De forma muito gentil, o colunista Rogério Galindo, que mantém o blog Caixa Zero no jornal paranaense Gazeta do povo diz que, sem querer, a jovem deputada estadual Maria Victoria (PP) acabou por se tornar “um símbolo interessante na discussão sobre os gastos sociais do governo”.
Acho, Rogério, que vai mais além.
Mostra como sobrevivem, pelos séculos, a frieza emproada da indiferença, pior, da desumanidade para com nossos semelhantes.
Por que a deputada que defendeu o
corte do Bolsa Família causou tanto mal estar
Rogério Galindo, na Gazeta do Povo
A deputada estadual Maria Victoria (PP) é jovem. Pouco tempo atrás, era uma desconhecida no Paraná, até porque viveu boa parte do tempo fora do país, estudando na Europa. Ninguém pode criticá-la por isso: se a sua família teve condições, dar a ela as melhores oportunidades é quase uma obrigação. Investir em sua educação, idem. Criticá-la por isso seria criticá-la pelos motivos errados.
De volta ao Brasil, Maria Victoria entrou para o PP e se elegeu deputada estadual aos 22 anos. De novo: tudo dentro das regras. Fez campanha, conseguiu votos, entrou para a Assembleia Legislativa. Está em seu direito, que deve ser respeitado. No entanto, é preciso atentar para um detalhe: ela não se elegeu simplesmente por ser quem é, e sim por ser filha de que é.
A deputada é filha de Ricardo Barros, ex-prefeito de Maringá, e de Cida Borghetti, atual vice-governadora do estado. Isso não invalida sua eleição – o sistema político brasileiro permite. Mas mostra como existe na sociedade brasileira (e em quase todas as outras) uma perpetuação da posição social das famílias. Um dado a mais: o avô dela já foi prefeito de Maringá; Como dizia a musiquinha: o de cima sobe e o de baixo desce.
Vem daí o mal-estar causado pela declaração da deputada contra o Bolsa Família. Nesta semana, depois de seu pai, relator-geral do orçamento de 2016 no Congresso, ter optado por cortar R$ 10 bilhões do principal programa de assistência social do governo, a deputada saiu em defesa do pai. Apesar de o governo dizer que isso jogará oito milhões de pessoas na miséria, a deputada apelou para um velho chavão: seria preciso ensinar a pescar ao invés de dar o peixe.

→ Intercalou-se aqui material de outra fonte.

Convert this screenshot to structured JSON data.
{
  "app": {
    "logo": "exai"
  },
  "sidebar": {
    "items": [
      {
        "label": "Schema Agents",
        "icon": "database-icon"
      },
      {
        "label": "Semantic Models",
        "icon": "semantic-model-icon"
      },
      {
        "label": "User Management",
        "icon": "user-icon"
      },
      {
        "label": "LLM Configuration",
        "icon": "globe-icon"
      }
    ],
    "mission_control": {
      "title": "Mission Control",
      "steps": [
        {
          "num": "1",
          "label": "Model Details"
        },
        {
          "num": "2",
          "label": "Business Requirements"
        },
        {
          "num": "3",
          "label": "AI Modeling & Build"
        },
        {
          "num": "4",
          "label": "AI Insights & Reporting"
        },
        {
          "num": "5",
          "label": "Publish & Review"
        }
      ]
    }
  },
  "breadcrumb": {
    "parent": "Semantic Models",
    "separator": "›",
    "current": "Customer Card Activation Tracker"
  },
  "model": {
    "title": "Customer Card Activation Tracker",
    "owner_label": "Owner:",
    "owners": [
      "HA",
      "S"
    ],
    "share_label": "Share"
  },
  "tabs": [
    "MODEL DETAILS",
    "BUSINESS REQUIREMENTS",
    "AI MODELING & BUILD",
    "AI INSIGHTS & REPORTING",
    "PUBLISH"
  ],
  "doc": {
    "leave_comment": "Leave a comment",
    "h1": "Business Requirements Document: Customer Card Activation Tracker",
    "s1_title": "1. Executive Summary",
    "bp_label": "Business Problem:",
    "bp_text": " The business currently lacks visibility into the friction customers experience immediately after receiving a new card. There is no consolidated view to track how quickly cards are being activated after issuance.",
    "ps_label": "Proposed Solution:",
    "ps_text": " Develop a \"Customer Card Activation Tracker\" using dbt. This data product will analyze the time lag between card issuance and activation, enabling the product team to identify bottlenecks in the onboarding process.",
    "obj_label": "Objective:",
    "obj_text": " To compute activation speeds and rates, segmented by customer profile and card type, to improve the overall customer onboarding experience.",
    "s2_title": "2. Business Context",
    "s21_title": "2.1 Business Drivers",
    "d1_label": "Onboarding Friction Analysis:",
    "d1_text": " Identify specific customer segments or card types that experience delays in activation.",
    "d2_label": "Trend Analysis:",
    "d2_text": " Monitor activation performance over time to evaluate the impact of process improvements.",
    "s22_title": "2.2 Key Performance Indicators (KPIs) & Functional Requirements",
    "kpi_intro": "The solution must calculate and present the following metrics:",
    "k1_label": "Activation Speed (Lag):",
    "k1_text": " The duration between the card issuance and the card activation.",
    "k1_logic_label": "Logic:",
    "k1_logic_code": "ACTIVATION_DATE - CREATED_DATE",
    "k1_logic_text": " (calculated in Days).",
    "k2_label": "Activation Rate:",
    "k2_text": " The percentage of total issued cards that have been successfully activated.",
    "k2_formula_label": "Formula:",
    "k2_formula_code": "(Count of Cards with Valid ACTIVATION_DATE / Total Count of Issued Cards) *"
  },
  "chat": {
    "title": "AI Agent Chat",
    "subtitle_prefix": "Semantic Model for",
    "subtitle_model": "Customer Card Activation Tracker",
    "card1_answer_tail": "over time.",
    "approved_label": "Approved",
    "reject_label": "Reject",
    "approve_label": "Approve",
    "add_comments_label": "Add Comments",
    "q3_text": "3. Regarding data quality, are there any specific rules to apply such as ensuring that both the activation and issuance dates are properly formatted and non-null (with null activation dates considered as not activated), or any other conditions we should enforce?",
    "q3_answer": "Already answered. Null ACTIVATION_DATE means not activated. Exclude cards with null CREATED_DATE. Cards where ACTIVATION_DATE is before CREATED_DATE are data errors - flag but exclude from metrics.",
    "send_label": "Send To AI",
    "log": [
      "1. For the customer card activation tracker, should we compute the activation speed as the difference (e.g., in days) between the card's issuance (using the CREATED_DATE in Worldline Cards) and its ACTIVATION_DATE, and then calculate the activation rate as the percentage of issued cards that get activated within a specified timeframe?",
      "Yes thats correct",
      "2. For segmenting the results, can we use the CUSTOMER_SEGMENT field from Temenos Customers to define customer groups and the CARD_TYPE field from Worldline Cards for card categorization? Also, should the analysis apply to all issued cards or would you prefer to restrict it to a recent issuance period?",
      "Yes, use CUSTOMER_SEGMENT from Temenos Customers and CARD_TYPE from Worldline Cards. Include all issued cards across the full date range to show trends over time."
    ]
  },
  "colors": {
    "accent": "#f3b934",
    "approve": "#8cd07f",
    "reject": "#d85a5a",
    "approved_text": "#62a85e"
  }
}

O “peixe” que o governo federal dá são R$ 77 mensais. Segundo a deputada, a maior parte dos beneficiários tem outra fonte de renda, o que mostra que ninguém ficaria na miséria caso ficasse sem o programa. Mas o Bolsa Família é exatamente isso: um programa que complementa a renda de pessoas que, tirado esse dinheiro, ficam abaixo da linha da miséria.
E essa linha é extremamente baixa. Para receber o benefício, é preciso ter renda per capita na família de R$ 77. Ou seja: uma família de cinco pessoas teria de ter renda máxima de R$ 385 para ter acesso ao benefício. É dessas pessoas que se quer cortar ao auxílio. São essas pessoas que a deputada diz que não vão ficar na miséria. Por definição, isso está errado.

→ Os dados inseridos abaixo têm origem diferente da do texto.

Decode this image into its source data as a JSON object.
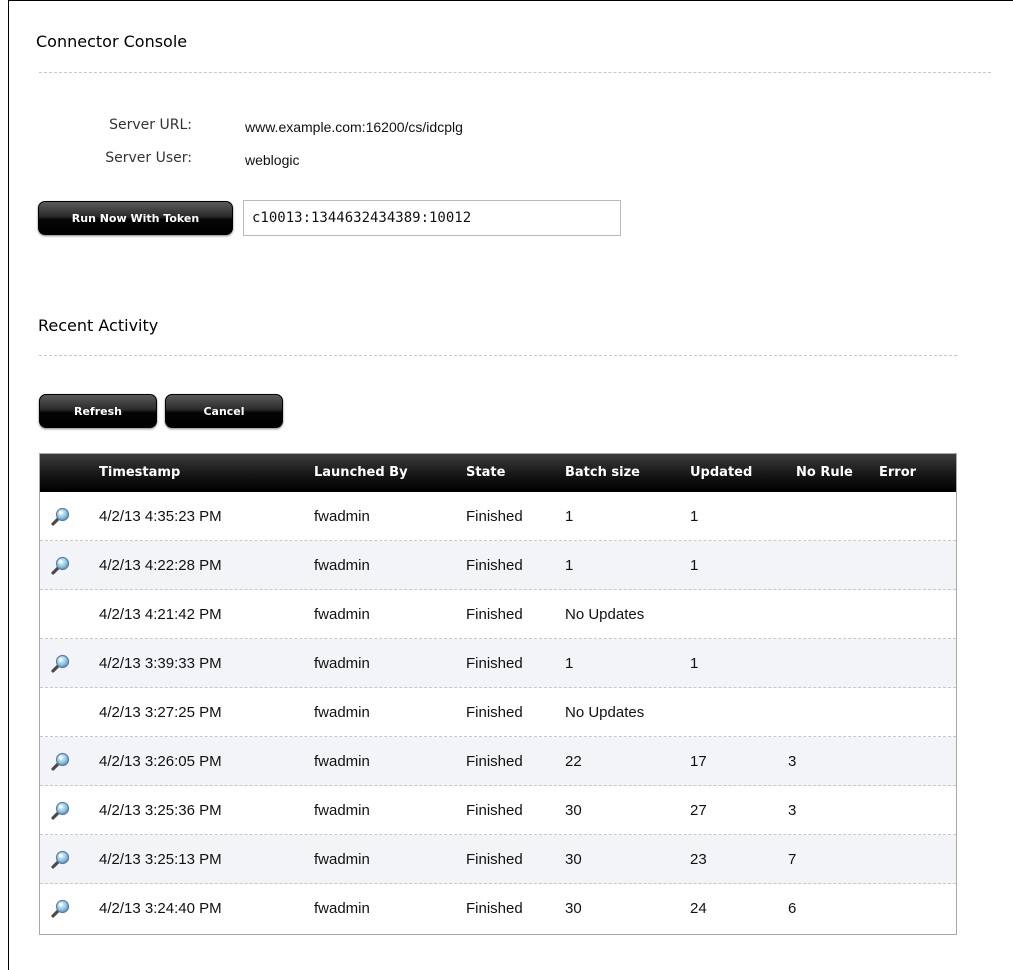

Maria Victoria não tem culpa de ter nascido rica. Tem todo o direito de tirar proveito do que sua família tem – todo mundo tem, desde que o dinheiro seja obtido licitamente. Tem direito de representar seus eleitores, de ter sua ideologia. Mas a sociedade também tem todo o direito de ver na declaração dela um descolamento impressionante entre o que pensa a elite econômica (e política) do país e a realidade social.
Se há mau gasto, se há fraudes no Bolsa Família, elas devem ser combatidas. Mas isso precisa ser feito com provas. Precisa ser feito com o mesmo cuidado (ou muito mais!) do que teve Ricardo Barros ao votar contra o prosseguimento do processo contra Eduardo Cunha no Conselho de Ética. Se para Cunha ser processado (nem estamos falando de condenado) é preciso ter provas, para o pobre perder seus R$ 77 não é necessário nem indícios?
Os R$ 77 do Bolsa Família são menos de 0,4% do salário de um deputado estadual. Maria Victoria tem todo o direito de receber o que recebe, mesmo que isso tenha a ver muito mais com o que a loteria da vida lhe destinou do que com uma ascensão social – ela nunca precisou “subir”, já nasceu no alto. Mas nada justifica a defesa de um corte que afeta quem mais precisa, de quem pela mesma loteria, nasceu no fundo do poço.